United Internet CFO also said in the earnings call that they are quite suite they will get the low-band spectrum in Q1 or Q2 2026 and not at the end of 2025 since negotiations are still ongoing (min 15:12).
United Internet CFO also said that no one has showed up (including Telefonica) regarding consolidation of 1&1 and that they are open to have a conversation as always (min 22:52).
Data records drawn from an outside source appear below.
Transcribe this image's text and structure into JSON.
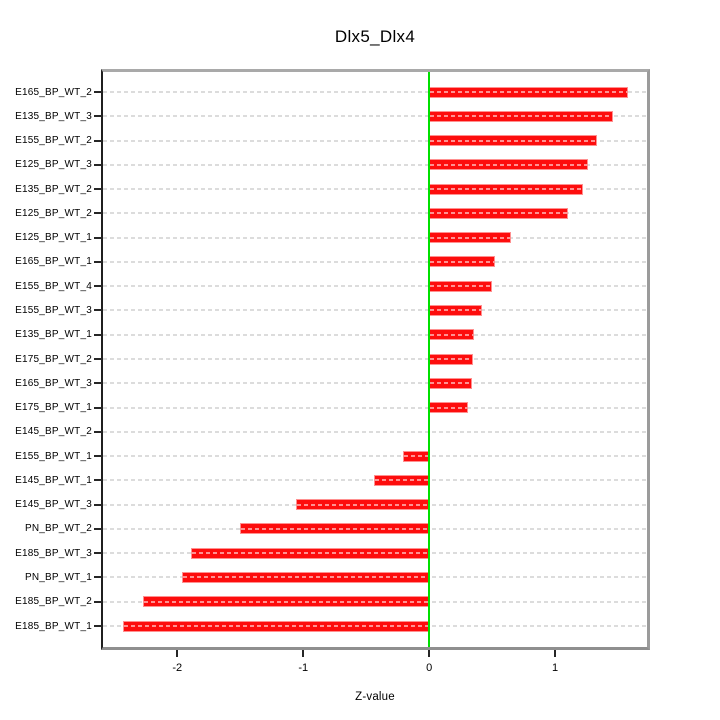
{
  "chart": {
    "title": "Dlx5_Dlx4",
    "xlabel": "Z-value"
  },
  "chart_data": {
    "type": "bar",
    "orientation": "horizontal",
    "title": "Dlx5_Dlx4",
    "xlabel": "Z-value",
    "ylabel": "",
    "xlim": [
      -2.59,
      1.73
    ],
    "x_ticks": [
      -2,
      -1,
      0,
      1
    ],
    "grid": true,
    "grid_style": "dashed",
    "zero_line": 0,
    "legend": false,
    "categories": [
      "E165_BP_WT_2",
      "E135_BP_WT_3",
      "E155_BP_WT_2",
      "E125_BP_WT_3",
      "E135_BP_WT_2",
      "E125_BP_WT_2",
      "E125_BP_WT_1",
      "E165_BP_WT_1",
      "E155_BP_WT_4",
      "E155_BP_WT_3",
      "E135_BP_WT_1",
      "E175_BP_WT_2",
      "E165_BP_WT_3",
      "E175_BP_WT_1",
      "E145_BP_WT_2",
      "E155_BP_WT_1",
      "E145_BP_WT_1",
      "E145_BP_WT_3",
      "PN_BP_WT_2",
      "E185_BP_WT_3",
      "PN_BP_WT_1",
      "E185_BP_WT_2",
      "E185_BP_WT_1"
    ],
    "values": [
      1.58,
      1.46,
      1.33,
      1.26,
      1.22,
      1.1,
      0.65,
      0.52,
      0.5,
      0.42,
      0.36,
      0.35,
      0.34,
      0.31,
      0.0,
      -0.21,
      -0.44,
      -1.06,
      -1.5,
      -1.89,
      -1.96,
      -2.27,
      -2.43
    ],
    "colors": {
      "bar": "#fd0d0d",
      "bar_edge": "#ff9090",
      "zero_line": "#00e000",
      "grid": "#dcdcdc",
      "axis_text": "#000000",
      "box": "#999999",
      "axis_line": "#1f1f1f"
    }
  }
}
1&1 CFO said competition remains intense in Germany (min 1:20).
Assessment
United Internet shares were down 7% while IONOS shares were down 10% at one point after the earnings probably due to the skepticism surrounding the collapse in AdTech revenue (-65% y/y) and the decision by IONOS to discontinue it unexpectedly. Management had guided flat revenue growth in the AdTech business in the second half of 2025, after very strong development in first half but is now saying the EUR 400 million guidance for 2025 may not be achieved. There is also uncertainty on whether and when IONOS will find its buy, given Q3 revenue and earnings development in the division. In my opinion (theory), the huge underperformance of the AdTech business may explain why IONOS CFO is leaving.
Overall, excluding the impact from the AdTech business, United internet’s revenue and earnings developed well.
The company’s announcement that it will only need 2,000 active sites to achieve 25% coverage largely diminishes the risk associated with coverage obligations. I think their estimate could be genuine (confidence level: 65%) given that 2025 and 2030 obligations do not specify (see except below) the exact requirements in terms of coverage and quality (Notion- antenna sites obligation). . More research on this area will improve my confidence level.
“It is not appropriate to impose on new entrants a more exacting requirement in terms
of household coverage, quality and transport routes – as was called for in the
responses – because, unlike existing network operators, they do not already have the
necessary infrastructure. In particular, there are at present no frequencies below
1 GHz available to new entrants that would enable them to roll out cost-effective
broadband nationwide,” BNetzA said.
I think the main risk at the moment is the issue of low-band spectrum since a delay in getting it will delay cost savings.